There are two ranges that contribute to the reluctance of particles to collapse within a very short distance: the Compton radius works at larger ranges.
At a much shorter range is the quantization length, which is the length of a wave cycle, and limits how many opportunities there are for collapse within the wave cycle, because the quantization condition only exists once per cycle per wave.
When a wave is collapsed, there are lower limits on when the waves in that boson may next collapse, which is somewhere around 1/4-cycle. We predict that particles at the very highest densities may only collapse at (n + 1/4)-cycle, ± its mass-energy. So the first opportunity is at 0.25, the next at 1.25, and so on. If one of the boson's waves is collapsed, then another sequence of lengths is interleaved with the first, with the new solutions being exactly every n-cycles.
We are investigating whether this is an origin for the 'mass gap'.

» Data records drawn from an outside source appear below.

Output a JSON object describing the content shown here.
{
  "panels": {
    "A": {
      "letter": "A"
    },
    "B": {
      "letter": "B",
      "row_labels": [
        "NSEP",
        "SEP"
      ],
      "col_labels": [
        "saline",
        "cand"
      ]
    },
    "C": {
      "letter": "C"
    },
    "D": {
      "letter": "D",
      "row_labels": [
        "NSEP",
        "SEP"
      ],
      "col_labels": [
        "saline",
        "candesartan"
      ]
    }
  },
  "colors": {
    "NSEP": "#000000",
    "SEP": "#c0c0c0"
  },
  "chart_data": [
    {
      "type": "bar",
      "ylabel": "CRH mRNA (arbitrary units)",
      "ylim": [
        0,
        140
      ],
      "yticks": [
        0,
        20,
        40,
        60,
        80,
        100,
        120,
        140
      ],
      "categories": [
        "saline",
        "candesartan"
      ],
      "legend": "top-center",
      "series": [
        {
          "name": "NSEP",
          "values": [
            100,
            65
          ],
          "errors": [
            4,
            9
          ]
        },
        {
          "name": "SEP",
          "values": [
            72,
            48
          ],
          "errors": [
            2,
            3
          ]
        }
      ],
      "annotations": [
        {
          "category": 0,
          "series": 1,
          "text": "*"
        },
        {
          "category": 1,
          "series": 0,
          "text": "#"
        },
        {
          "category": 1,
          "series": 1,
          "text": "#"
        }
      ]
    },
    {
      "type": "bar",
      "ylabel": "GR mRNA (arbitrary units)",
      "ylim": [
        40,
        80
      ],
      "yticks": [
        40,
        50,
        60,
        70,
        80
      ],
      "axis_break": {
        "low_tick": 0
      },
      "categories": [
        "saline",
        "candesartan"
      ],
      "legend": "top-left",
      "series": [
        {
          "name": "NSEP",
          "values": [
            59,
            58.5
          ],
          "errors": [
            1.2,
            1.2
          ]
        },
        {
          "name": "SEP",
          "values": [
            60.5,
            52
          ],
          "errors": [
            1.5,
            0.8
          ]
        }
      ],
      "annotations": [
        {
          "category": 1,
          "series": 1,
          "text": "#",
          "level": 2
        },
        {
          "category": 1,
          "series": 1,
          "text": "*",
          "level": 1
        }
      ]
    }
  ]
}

Having said that, there is almost no upper limit on the number of different waves that may collapse within a volume. The real limit here is how many bosons may overlap and then trigger within a tiny space. The bosons with very little mass-energy, and slightly different phase values, will successfully overlap. Phase-coherent bosons with high energy are most likely to collapse. Therefore, the most likely plasma to collapse within a tiny volume, to create the densest concentration of fermion instances per unit volume, per unit time, are pairs of bosons from different sources, tuned to the same phase, but at a different phase from all the other bosons in the plasma. This is beyond experinemtal means, and is difficult to achieve in even extreme natural conditions, but it is statistically possible to achieve this contrived example.